Поэтому можно не просто безнаказанно нарушать любые обещания и этические нормы, это еще и будет всех несказанно забавлять. Общество террористического спектакля — далеко не вся страна. Это болезненная, мазохистская часть нашей общей диссипативной системы. «Одинокий волк» в таком мире способен просто копировать увиденное по телевизору, и, пугая других, получать садистское удовольствие, не задумываясь о последствиях.
Впоследствии Ги Дебор написал, что общество спектакля превратило восстание против себя в спектакль. Это то, что произошло с Майданом. На рукотворных развалинах этого явления, в его грандиозных руинах завелись террористические бомжи, каждый из которых болезненно мнит себя мыслителем, мстителем и героем. Далеко не все из них способны даже улицу перейти на красный свет, не говоря об умышленном убийстве. Это — теоретические злодеи, которых полно в любом обществе. Обществу они важны только в их же болезненных мечтах. На деле же растущая энтропия лишает людей эмоций, как ковид — обоняния и вкуса.
Я предполагаю, что около восьми миллионов наших сограждан имеют определенные проблемы со стабильностью психики. Примерно полтора миллиона — весьма серьезные проблемы. Это вовсе не означает асоциального поведения. Скорее, говорит о страданиях, стрессах и неврозах. Но эта общая картина невротизации страны — то, откуда с легкостью могут появляться «одинокие волки» терроризма. Ведь эмоциональная причина одна — дефицит внимания. А откуда вниманию взяться, если ты окружен такими же страдающими эгоистами?
У меня здесь нет рецепта спасения от проблемы.
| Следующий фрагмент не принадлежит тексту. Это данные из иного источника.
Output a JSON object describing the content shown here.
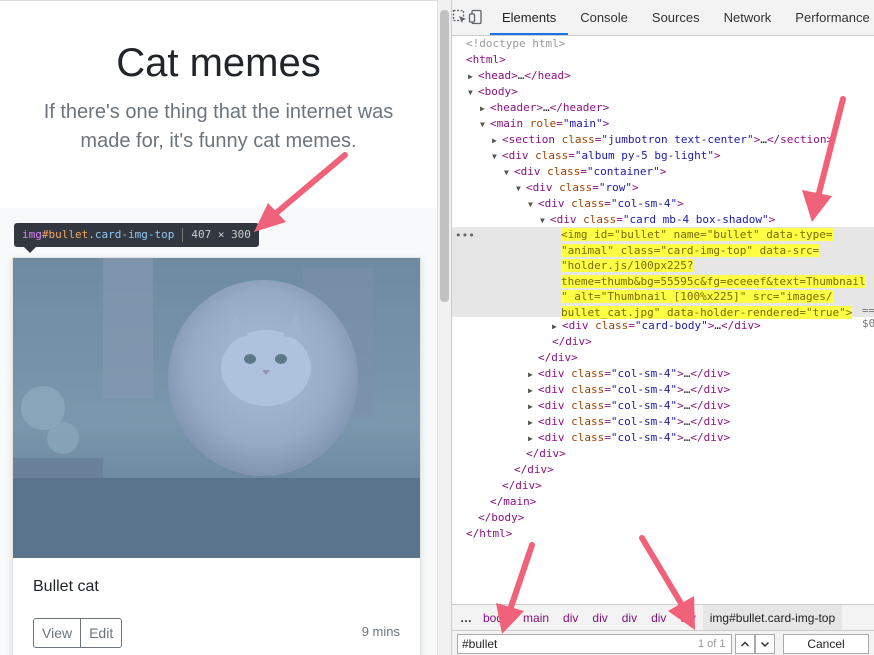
{
  "page": {
    "title": "Cat memes",
    "lead": "If there's one thing that the internet was made for, it's funny cat memes.",
    "tooltip": {
      "tag": "img",
      "id": "#bullet",
      "cls": ".card-img-top",
      "dims": "407 × 300"
    },
    "card": {
      "title": "Bullet cat",
      "view": "View",
      "edit": "Edit",
      "time": "9 mins"
    }
  },
  "devtools": {
    "tabs": [
      "Elements",
      "Console",
      "Sources",
      "Network",
      "Performance"
    ],
    "active_tab": "Elements",
    "breadcrumbs": [
      "…",
      "body",
      "main",
      "div",
      "div",
      "div",
      "div",
      "div"
    ],
    "breadcrumb_active": "img#bullet.card-img-top",
    "search": {
      "value": "#bullet",
      "count": "1 of 1",
      "cancel": "Cancel"
    },
    "selected": {
      "lines": [
        "<img id=\"bullet\" name=\"bullet\" data-type=",
        "\"animal\" class=\"card-img-top\" data-src=",
        "\"holder.js/100px225?",
        "theme=thumb&bg=55595c&fg=eceeef&text=Thumbnail",
        "\" alt=\"Thumbnail [100%x225]\" src=\"images/",
        "bullet_cat.jpg\" data-holder-rendered=\"true\">"
      ],
      "suffix": "== $0"
    }
  },
  "colors": {
    "arrow": "#f0627a",
    "highlight": "#ffff44",
    "accent": "#1a73e8"
  }
}
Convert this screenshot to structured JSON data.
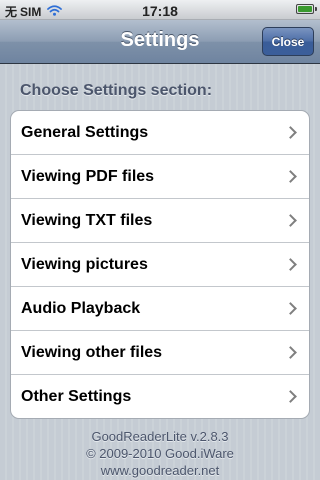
{
  "status_bar": {
    "carrier_prefix": "无",
    "carrier": "SIM",
    "time": "17:18",
    "wifi_icon": "wifi-icon",
    "battery_icon": "battery-icon",
    "battery_level": 1.0,
    "battery_color": "#3a9a2e"
  },
  "nav": {
    "title": "Settings",
    "close_label": "Close"
  },
  "section_header": "Choose Settings section:",
  "items": [
    {
      "label": "General Settings"
    },
    {
      "label": "Viewing PDF files"
    },
    {
      "label": "Viewing TXT files"
    },
    {
      "label": "Viewing pictures"
    },
    {
      "label": "Audio Playback"
    },
    {
      "label": "Viewing other files"
    },
    {
      "label": "Other Settings"
    }
  ],
  "footer": {
    "version": "GoodReaderLite v.2.8.3",
    "copyright": "© 2009-2010 Good.iWare",
    "website": "www.goodreader.net"
  },
  "colors": {
    "nav_bar": "#8c9db3",
    "close_button": "#4c6da6",
    "background": "#c5ccd4",
    "section_text": "#4c566c"
  }
}
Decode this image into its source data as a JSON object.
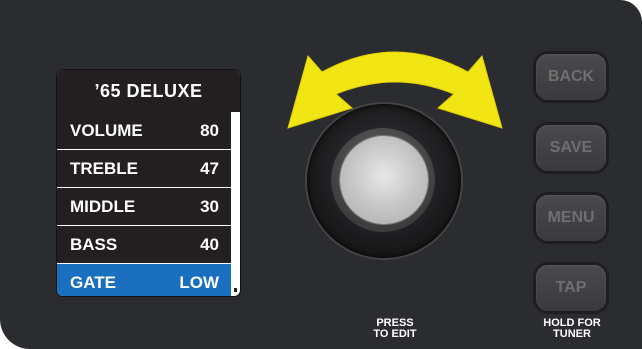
{
  "screen": {
    "title": "’65 DELUXE",
    "rows": [
      {
        "label": "VOLUME",
        "value": "80"
      },
      {
        "label": "TREBLE",
        "value": "47"
      },
      {
        "label": "MIDDLE",
        "value": "30"
      },
      {
        "label": "BASS",
        "value": "40"
      },
      {
        "label": "GATE",
        "value": "LOW"
      }
    ],
    "selected_index": 4
  },
  "knob": {
    "caption_line1": "PRESS",
    "caption_line2": "TO EDIT",
    "arrow_color": "#f2e514"
  },
  "buttons": {
    "back": "BACK",
    "save": "SAVE",
    "menu": "MENU",
    "tap": "TAP",
    "tap_caption_line1": "HOLD FOR",
    "tap_caption_line2": "TUNER"
  },
  "colors": {
    "panel": "#2b2c2f",
    "selected_row": "#1a6fbf",
    "screen_dark": "#231f20"
  }
}
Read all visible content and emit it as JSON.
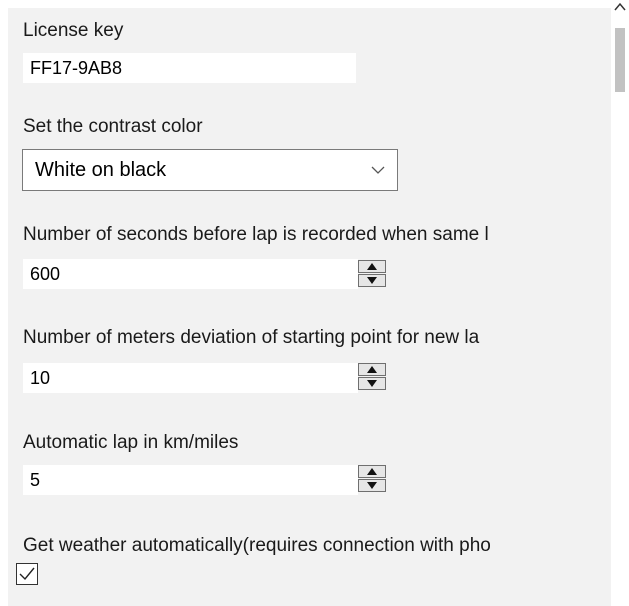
{
  "settings": {
    "license": {
      "label": "License key",
      "value": "FF17-9AB8"
    },
    "contrast": {
      "label": "Set the contrast color",
      "selected": "White on black"
    },
    "seconds_before_lap": {
      "label": "Number of seconds before lap is recorded when same l",
      "value": "600"
    },
    "meters_deviation": {
      "label": "Number of meters deviation of starting point for new la",
      "value": "10"
    },
    "auto_lap": {
      "label": "Automatic lap in km/miles",
      "value": "5"
    },
    "weather": {
      "label": "Get weather automatically(requires connection with pho",
      "checked": true
    }
  },
  "icons": {
    "dropdown": "chevron-down-icon",
    "spin_up": "triangle-up-icon",
    "spin_down": "triangle-down-icon",
    "check": "checkmark-icon",
    "scroll_up": "scroll-up-arrow-icon"
  },
  "colors": {
    "panel_background": "#f2f2f2",
    "input_background": "#ffffff",
    "text": "#1a1a1a",
    "scroll_thumb": "#c2c2c2"
  }
}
Для этого существуют фейсбучные блогеры. Во всех шутках по поводу «расписания терактов на август» есть лишь доля шутки, потому что люди понимают: наступило такое время. Понимание — уже часть личной безопасности.
Практическая рекомендация — как увидите нечто, претендующее на лавры террориста, дайте ему понять, что вам на это совершенно наплевать. Если это все спектакль, просто предложите ему лучшее место в партере.